Il tema della qualità dei dati, più volte evocato nel report, resta il tallone d’Achille. Senza un data governance solida, senza pulizia, struttura, accessibilità e interoperabilità, ogni modello di IA è destinato a diventare un costoso generatore di fuffa. E qui la cultura aziendale italiana mostra tutte le sue crepe: si preferisce delegare ai fornitori esterni piuttosto che costruire una strategia interna di valorizzazione del dato.
Il risultato? Si moltiplicano le “soluzioni IA” che altro non sono che Excel con il trucco, chatbot inetti o algoritmi predittivi che prevedono solo ciò che è già successo.
La parte più interessante del report arriva però con la descrizione dei casi reali: qui, finalmente, emerge un’Italia che osa, sperimenta, implementa IA nella manutenzione predittiva dei bus, nel riconoscimento immagini per la diagnostica, nei gemelli digitali per il controllo dei consumi industriali. Peccato che queste punte di eccellenza siano ancora eccezioni.

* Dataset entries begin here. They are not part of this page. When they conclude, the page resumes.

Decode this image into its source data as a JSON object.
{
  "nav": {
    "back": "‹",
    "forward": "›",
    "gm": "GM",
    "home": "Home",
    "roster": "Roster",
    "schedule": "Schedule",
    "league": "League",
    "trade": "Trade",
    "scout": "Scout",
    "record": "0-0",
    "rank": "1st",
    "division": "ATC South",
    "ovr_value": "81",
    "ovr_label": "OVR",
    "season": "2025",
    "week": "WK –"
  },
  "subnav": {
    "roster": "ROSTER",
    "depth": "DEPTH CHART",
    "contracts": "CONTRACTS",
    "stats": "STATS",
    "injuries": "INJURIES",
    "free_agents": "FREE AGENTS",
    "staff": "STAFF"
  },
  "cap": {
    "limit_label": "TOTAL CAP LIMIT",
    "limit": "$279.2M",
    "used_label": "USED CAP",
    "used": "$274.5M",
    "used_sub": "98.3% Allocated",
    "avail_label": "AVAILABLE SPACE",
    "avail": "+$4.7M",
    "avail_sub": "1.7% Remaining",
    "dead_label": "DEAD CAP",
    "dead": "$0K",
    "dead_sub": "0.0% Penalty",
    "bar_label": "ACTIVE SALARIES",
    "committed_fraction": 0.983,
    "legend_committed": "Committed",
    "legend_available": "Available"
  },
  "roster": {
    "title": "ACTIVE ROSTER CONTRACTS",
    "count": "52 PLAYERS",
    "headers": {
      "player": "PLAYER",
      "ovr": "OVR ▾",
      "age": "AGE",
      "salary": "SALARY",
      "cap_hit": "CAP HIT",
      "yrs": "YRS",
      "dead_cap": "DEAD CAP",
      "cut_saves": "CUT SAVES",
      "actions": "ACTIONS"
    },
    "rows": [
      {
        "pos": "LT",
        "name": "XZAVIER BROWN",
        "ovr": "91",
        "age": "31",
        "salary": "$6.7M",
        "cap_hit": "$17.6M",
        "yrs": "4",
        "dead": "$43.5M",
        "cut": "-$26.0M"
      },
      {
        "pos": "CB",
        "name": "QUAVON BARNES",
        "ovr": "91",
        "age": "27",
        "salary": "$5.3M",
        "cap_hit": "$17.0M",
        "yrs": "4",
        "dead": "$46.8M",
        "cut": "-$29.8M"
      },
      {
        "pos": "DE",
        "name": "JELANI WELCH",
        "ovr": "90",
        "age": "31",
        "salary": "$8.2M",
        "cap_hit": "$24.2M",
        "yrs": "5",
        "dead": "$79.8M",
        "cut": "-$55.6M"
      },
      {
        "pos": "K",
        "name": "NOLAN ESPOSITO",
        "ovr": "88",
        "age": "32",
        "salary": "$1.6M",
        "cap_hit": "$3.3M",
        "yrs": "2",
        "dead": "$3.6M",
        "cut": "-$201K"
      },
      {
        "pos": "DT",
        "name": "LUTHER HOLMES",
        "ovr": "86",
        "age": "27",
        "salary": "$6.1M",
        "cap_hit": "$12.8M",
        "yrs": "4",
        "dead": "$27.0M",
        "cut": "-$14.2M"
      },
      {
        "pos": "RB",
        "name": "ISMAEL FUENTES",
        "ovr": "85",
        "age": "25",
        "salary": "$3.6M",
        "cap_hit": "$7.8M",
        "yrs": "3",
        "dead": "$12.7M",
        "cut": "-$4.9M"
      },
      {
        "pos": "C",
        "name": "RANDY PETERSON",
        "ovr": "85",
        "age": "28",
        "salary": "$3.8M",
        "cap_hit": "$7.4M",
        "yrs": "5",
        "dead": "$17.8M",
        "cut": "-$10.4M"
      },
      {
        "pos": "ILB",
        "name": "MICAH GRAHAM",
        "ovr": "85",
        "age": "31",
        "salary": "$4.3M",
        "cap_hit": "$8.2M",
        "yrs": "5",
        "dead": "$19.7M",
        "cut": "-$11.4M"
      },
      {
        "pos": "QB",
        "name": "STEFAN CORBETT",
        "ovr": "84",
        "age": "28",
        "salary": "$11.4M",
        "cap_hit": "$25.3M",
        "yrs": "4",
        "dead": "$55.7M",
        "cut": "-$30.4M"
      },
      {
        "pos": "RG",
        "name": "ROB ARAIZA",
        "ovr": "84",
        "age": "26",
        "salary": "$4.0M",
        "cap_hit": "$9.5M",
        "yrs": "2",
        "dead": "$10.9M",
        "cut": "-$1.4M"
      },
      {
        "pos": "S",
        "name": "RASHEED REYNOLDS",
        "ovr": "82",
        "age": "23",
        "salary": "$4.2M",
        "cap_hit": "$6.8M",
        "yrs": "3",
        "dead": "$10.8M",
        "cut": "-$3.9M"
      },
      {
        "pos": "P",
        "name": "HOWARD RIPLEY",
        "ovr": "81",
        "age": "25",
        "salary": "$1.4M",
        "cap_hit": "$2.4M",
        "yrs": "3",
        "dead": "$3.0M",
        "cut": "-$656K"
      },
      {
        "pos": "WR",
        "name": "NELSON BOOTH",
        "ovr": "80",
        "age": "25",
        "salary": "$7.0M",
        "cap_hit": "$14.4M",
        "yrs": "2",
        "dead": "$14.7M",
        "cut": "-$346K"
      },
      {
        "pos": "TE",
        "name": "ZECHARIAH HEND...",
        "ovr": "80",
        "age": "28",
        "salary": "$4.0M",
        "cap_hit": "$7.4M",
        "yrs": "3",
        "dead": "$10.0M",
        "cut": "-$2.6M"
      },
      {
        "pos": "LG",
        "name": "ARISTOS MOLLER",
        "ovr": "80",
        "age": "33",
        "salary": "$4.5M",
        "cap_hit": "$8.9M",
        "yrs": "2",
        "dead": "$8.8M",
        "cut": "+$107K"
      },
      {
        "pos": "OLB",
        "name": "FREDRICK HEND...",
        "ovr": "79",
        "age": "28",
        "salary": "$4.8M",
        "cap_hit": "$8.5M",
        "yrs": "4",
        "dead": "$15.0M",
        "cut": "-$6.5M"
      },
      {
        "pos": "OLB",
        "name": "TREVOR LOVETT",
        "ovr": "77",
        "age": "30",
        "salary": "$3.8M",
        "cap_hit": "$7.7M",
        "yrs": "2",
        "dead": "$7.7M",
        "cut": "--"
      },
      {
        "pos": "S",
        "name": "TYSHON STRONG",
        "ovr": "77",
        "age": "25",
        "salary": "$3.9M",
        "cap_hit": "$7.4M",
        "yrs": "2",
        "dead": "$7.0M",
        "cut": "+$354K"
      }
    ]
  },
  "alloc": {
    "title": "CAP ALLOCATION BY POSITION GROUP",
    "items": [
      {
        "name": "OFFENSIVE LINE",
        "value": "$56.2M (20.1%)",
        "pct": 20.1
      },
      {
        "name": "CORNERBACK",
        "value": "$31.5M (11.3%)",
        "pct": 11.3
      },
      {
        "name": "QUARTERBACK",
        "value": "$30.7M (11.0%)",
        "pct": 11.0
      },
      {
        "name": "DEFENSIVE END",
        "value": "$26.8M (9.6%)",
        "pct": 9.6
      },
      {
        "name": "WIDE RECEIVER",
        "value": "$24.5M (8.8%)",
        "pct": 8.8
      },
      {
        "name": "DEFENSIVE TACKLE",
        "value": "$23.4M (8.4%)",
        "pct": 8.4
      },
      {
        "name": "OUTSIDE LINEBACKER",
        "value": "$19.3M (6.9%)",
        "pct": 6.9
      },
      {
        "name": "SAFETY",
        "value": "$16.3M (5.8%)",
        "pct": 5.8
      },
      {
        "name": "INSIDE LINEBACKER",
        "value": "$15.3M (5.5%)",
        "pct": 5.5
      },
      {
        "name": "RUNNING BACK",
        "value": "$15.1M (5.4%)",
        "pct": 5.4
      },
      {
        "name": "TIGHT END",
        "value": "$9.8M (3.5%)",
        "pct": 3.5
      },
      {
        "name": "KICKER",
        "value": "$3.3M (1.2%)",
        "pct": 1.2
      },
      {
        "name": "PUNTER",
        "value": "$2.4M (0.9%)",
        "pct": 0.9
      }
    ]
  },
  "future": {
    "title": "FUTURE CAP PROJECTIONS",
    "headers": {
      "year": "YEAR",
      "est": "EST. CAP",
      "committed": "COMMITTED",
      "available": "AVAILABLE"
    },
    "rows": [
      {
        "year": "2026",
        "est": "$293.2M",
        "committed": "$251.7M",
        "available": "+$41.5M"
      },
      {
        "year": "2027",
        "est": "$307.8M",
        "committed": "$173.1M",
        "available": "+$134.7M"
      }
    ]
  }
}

Il sistema è spezzato in due: da una parte poche grandi aziende strutturate, capaci di orchestrare ecosistemi IA su scala industriale, dall’altra un’ampia base di PMI che si muove in ordine sparso, soffocata da burocrazia, ignoranza digitale e consulenze strategiche vendute come se fossero pozioni magiche.
E mentre l’Europa approva regolamenti severi per classificare i rischi dell’IA, in Italia si moltiplicano i tavoli di lavoro. La governance? Confusa. La formazione? Disorganica. Le politiche pubbliche? Più storytelling che policy-making.
Insomma, la trasformazione digitale italiana, di cui l’intelligenza artificiale dovrebbe essere motore e non passeggero, rischia di diventare l’ennesima occasione persa. E la cosa più frustrante è che le soluzioni esistono, ma vengono annacquate dalla paura del cambiamento e dalla cronica incapacità di fare sistema.
Serve una visione sistemica, non l’ennesimo bando a pioggia. Servono incentivi legati a risultati reali, non presentazioni PowerPoint. Servono Chief Data Officer in azienda prima ancora dei Chief AI Officer.
Perché il futuro non aspetta. E l’Italia non può più permettersi di confondere l’algoritmo con l’oracolo.